Redoing the line chart with a path

While I prefer the bar chart, it did bug me that I had to fix the first line chart myself. So I decided to test how well it can deal with references to earlier work and asked it to do the work for me instead:

remove the dots from the first chart

Here’s the result:

Interestingly, it decided to smooth the line this time. If we add in all the data again, we end up with another perfectly fine line chart.

It’s worth noting here that the way the x axis adapts is due to D3’s labeling functions, not the code generated by Claude. It would also be pretty easy to make the title respond to the date range covered by the data. A more elaborate prompt, or a follow-up, should get the LLM to create the relevant code.

Conclusion: AI is useful for writing D3 code

This is a very simple example, but it shows how LLMs can write a fair amount of D3 code that does what it’s supposed to do. Each of these resulting files is around 300 lines long, and they all worked without modification. It’s also interesting that it immediately understood what I meant by “d3 code” and produced an entire HTML file.
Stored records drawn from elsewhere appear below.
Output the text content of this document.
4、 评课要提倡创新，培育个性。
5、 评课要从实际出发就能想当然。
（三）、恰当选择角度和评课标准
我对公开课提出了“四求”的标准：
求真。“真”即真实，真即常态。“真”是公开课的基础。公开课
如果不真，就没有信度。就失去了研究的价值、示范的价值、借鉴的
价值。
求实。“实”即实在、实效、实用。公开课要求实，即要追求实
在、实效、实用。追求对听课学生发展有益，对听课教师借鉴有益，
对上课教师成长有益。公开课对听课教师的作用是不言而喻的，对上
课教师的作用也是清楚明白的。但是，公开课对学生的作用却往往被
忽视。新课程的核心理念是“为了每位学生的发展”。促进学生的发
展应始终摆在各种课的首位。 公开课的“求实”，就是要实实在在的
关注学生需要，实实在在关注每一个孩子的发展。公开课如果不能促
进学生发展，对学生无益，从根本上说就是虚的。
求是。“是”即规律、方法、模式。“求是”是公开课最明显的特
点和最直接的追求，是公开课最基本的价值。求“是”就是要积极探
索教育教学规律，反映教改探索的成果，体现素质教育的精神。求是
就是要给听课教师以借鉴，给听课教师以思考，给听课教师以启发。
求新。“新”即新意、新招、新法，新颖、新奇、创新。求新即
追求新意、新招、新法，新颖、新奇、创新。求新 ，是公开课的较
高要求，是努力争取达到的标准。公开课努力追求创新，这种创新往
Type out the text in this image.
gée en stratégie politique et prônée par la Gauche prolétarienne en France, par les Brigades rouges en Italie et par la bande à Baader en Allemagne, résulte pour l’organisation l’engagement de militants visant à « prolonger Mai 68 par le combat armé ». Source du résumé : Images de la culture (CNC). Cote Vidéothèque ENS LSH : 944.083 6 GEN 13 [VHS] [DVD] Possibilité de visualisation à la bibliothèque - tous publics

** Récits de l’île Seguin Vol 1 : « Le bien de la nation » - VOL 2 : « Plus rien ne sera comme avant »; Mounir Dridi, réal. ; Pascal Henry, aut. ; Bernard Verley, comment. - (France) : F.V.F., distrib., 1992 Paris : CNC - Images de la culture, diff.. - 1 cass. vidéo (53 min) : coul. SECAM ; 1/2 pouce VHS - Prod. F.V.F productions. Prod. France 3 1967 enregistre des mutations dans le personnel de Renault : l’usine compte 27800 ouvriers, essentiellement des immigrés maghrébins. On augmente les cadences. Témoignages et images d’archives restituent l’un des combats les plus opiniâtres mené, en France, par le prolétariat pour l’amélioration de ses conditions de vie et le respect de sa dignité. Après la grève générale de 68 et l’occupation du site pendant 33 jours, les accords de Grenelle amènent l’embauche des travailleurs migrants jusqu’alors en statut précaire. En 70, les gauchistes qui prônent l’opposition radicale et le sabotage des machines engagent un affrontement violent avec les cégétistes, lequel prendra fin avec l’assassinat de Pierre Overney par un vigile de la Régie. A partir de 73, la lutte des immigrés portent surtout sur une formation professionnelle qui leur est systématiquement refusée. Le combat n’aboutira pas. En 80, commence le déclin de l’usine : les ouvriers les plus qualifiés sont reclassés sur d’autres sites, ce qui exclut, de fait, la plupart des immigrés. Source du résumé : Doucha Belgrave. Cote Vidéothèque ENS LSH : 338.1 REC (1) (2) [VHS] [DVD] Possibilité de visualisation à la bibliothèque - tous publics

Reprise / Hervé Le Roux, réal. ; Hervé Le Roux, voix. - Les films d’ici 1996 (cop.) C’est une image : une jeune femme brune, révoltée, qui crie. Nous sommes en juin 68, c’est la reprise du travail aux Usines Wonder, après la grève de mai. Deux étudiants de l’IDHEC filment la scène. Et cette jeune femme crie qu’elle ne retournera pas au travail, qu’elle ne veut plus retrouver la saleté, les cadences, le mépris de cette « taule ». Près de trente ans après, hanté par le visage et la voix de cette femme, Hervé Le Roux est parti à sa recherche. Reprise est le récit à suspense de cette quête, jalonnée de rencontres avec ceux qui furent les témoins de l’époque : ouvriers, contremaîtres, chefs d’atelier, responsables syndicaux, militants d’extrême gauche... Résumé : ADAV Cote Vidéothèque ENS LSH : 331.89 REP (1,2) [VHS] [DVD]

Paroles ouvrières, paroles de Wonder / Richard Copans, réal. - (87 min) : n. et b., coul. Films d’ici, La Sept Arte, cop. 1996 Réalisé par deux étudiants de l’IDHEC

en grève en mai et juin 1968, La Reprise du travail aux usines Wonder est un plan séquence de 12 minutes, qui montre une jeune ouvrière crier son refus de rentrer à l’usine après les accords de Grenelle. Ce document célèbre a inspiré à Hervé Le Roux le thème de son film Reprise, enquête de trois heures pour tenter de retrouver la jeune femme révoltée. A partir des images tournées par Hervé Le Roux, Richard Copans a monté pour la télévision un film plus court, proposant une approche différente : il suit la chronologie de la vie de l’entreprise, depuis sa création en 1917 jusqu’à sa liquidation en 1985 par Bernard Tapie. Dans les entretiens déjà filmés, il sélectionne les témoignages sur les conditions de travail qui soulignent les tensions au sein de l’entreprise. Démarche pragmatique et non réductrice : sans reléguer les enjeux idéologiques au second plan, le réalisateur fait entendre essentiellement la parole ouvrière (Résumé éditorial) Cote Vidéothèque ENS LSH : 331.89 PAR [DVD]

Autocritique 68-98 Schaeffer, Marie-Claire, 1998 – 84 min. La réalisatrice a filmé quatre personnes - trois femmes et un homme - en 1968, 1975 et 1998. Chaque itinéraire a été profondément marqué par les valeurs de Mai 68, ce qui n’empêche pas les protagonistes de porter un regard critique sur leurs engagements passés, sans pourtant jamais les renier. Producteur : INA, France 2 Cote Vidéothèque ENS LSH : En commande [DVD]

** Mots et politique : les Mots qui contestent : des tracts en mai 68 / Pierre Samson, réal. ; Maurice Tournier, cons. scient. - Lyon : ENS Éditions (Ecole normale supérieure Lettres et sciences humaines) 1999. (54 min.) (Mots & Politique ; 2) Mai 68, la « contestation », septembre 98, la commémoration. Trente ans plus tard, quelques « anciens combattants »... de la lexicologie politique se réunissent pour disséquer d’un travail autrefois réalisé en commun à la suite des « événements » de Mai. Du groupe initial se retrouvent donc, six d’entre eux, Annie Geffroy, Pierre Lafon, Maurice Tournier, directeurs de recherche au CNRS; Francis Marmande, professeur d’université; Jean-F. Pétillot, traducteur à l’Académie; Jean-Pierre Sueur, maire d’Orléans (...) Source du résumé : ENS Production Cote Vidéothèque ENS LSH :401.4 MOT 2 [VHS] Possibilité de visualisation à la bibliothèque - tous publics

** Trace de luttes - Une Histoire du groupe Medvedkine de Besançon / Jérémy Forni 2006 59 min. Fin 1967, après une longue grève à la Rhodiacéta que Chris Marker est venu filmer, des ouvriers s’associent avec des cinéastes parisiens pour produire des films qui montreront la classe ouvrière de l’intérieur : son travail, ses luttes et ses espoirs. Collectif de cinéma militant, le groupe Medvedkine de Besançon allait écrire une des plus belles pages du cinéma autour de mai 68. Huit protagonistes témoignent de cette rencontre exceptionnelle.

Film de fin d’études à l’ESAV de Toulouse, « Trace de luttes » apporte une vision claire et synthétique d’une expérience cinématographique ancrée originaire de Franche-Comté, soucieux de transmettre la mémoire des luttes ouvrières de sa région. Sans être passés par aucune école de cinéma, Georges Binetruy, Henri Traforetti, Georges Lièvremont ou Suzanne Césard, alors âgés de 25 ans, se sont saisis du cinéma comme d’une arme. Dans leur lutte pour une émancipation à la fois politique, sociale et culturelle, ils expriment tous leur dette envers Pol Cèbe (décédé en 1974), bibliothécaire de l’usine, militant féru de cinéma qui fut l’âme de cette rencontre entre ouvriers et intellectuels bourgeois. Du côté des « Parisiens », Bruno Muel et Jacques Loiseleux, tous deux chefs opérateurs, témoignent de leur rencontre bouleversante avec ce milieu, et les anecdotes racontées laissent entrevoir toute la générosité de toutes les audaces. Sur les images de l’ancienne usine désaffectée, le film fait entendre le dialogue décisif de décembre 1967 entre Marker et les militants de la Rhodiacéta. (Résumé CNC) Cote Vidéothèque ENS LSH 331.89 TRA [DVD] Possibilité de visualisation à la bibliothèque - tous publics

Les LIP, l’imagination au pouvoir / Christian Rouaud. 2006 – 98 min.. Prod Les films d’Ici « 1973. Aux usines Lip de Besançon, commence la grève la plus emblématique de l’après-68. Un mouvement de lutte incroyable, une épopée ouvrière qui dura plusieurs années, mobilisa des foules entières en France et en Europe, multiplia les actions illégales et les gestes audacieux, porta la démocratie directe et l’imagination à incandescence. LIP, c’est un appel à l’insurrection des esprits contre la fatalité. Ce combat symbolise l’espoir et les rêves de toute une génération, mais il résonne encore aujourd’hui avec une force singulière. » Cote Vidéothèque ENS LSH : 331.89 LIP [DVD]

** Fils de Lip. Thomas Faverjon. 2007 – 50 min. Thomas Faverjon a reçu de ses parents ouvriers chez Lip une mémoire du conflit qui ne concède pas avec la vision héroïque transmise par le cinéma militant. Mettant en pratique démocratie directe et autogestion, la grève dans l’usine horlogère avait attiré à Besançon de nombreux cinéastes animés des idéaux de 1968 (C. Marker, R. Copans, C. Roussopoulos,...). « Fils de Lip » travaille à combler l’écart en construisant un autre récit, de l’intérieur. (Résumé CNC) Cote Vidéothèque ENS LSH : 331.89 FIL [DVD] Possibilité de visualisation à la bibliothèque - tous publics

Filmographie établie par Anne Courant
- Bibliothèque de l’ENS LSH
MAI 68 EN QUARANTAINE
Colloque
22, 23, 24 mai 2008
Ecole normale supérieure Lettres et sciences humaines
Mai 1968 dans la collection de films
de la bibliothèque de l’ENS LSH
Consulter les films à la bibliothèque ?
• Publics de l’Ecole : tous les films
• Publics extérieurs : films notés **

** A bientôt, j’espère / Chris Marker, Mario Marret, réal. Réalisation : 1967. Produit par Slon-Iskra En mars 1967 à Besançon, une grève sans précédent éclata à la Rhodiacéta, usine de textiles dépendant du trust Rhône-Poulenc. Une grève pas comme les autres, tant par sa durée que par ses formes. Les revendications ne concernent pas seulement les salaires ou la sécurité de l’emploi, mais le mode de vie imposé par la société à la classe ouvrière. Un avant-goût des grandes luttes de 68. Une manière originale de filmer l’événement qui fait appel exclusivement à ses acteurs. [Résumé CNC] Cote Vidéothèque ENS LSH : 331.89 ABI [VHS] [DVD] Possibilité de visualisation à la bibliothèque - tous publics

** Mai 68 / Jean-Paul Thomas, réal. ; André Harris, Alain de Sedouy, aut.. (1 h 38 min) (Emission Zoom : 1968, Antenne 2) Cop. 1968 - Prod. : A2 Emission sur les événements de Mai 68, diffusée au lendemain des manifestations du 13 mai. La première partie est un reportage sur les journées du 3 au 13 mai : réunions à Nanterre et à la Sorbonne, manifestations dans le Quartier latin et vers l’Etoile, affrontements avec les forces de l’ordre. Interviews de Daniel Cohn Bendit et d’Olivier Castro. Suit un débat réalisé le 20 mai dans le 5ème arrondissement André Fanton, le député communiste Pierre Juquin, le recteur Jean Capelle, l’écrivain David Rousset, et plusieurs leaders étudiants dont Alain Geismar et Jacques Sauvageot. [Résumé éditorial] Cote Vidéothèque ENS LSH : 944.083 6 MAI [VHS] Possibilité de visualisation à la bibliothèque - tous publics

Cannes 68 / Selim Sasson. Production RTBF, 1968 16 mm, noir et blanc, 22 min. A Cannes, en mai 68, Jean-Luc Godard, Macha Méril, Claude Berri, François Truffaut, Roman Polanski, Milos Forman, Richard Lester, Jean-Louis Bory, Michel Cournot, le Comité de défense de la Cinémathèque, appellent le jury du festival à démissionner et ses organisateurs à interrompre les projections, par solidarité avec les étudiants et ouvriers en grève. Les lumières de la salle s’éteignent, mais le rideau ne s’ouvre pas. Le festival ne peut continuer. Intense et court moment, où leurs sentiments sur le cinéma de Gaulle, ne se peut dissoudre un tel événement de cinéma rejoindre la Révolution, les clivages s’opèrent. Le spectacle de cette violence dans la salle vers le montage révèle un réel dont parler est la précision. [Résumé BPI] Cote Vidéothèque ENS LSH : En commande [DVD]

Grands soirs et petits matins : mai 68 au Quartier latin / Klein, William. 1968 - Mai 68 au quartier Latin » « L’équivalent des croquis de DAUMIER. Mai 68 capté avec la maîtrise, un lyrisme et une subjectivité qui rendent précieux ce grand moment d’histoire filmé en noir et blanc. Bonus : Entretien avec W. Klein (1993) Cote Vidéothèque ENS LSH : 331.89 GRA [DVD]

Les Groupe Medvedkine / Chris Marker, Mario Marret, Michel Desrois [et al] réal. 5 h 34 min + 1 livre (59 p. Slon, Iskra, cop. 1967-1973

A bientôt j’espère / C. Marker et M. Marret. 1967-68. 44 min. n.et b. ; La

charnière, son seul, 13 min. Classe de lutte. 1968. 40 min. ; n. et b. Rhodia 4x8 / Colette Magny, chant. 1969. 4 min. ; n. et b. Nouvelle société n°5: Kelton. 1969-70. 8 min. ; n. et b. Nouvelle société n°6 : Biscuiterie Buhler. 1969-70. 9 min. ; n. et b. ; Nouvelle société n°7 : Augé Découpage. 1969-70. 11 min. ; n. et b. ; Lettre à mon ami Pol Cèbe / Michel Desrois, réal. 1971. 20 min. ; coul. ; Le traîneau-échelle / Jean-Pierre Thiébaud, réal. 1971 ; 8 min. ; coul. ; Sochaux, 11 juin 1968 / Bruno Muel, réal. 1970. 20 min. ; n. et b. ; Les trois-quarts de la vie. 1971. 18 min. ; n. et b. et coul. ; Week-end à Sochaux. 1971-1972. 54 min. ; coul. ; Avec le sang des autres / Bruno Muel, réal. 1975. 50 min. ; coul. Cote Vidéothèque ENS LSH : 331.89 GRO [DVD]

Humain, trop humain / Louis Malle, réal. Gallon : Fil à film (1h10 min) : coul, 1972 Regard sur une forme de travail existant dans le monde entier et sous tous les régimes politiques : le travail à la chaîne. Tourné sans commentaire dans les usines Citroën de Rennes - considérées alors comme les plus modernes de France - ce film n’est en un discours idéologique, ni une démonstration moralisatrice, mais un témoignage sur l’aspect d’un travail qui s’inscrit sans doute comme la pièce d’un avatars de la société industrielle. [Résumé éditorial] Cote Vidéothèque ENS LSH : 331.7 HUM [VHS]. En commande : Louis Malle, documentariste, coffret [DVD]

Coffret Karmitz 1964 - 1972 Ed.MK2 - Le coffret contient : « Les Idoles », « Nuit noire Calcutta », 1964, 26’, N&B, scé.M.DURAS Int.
This is undoubtedly due to the large amount of training data for D3 charts out there.

There are some unusual choices, like the way quarters are computed, but they work just fine. Some of Claude’s other choices (like the inclusion of dots on the line chart) are probably due to the small data sample I provided. They’re easily changed, though.

My prompts have also been quite short and not very specific. For example, the second chart could have easily been a bar chart if I had asked for it. There are also a number of prompting techniques that could help get the LLM to produce what I want, such as chain-of-thought prompting.

LLMs and AI tools for coding have already proven themselves to be very useful and can save software engineers a lot of time. AI tools won’t do your data analysis for you, but they can help speed up repetitive tasks and code that is heavy on boilerplate – like writing D3 code for common chart types.